¿Es acaso la soledad la que hace nacer al escritor, la llama que
mueve esa barca en la que él va, y la barca misma, no es la barca de su
soledad? Así como el filósofo Diógenes encontró su casa en la clásica
vasija vaciada del vino de la embriaguez que había contenido, llenando
con su figura entera aquel vacío, dando la cara en la calle
impasiblemente desde esa su impar morada. La barca cáscara de alguna
fruta invulnerable y rebosante de un jugo ya desconocido, la barca que
sostiene como resto frágil de ese fruto primero irreconocible que
mantiene la vida de un alguien en su íntima soledad, en su peregrinar en
busca del amor. Y el violín con el que tal viajero cuenta en su viaje a
lo más remoto e íntimo y viviente, hacia su propio corazón. ¿No es
acaso la pluma del verdadero escritor? El que tiene que escribir
rompiendo el silencio, buscando, que si no otras criaturas, el cielo,
los mares, los elementos entre los *que va confundido, aunque confiado,
sin brújula. Los elementos, que son lo único que le ha quedado,
escucharán su canto quizá, ellos, su gemido, su clamor.
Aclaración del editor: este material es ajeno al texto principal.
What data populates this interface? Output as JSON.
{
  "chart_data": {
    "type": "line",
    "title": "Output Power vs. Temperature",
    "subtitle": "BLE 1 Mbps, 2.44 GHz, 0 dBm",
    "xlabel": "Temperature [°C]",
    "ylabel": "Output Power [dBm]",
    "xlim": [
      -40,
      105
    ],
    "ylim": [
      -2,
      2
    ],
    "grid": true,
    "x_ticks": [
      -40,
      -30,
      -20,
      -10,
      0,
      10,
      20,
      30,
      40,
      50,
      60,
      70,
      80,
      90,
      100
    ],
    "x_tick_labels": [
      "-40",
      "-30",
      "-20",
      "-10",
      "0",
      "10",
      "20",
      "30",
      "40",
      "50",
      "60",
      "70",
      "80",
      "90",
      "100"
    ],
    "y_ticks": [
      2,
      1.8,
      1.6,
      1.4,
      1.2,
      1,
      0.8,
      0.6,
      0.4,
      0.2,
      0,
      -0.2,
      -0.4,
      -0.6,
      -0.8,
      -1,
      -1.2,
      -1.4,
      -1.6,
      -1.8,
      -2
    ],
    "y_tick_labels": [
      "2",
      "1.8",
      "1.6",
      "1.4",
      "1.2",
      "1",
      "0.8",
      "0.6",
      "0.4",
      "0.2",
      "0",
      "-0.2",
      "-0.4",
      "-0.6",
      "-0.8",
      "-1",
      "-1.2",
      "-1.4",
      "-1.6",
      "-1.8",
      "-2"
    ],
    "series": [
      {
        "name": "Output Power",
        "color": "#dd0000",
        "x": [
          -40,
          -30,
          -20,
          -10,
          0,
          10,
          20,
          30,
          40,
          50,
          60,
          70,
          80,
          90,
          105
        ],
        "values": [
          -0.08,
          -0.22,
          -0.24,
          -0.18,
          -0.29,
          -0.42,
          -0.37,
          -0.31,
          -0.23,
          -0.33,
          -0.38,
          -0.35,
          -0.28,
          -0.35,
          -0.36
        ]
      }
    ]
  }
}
Pues que el escritor, el verdadero escritor, es el que a solas clama a
los cielos, el que se arriesga, porque de ello tiene el mandato: un
mandato de expresar, y en la forma más indeleble posible, aquello que
clama a los cielos. Y este es el escritor. El filósofo no clama, no se
arriesga en el piélago insondable. Diógenes con su tonel estaba en una
ciudad. Filosofar, pues, debe ser cosa muy esencial para la ciudad, para
que la haya. El escritor es imprescindible para que aún aquello que en
la ciudad ocurra, y clame al cielo, no se quede oculto bajo el silencio
opaco, para que salte clamando a los cielos, y si fuera así, el escritor
sería el corazón de la ciudad, su centro, el único que podría rescatar a
la ciudad de haber sido desposeída de su centro, allanada en verdad.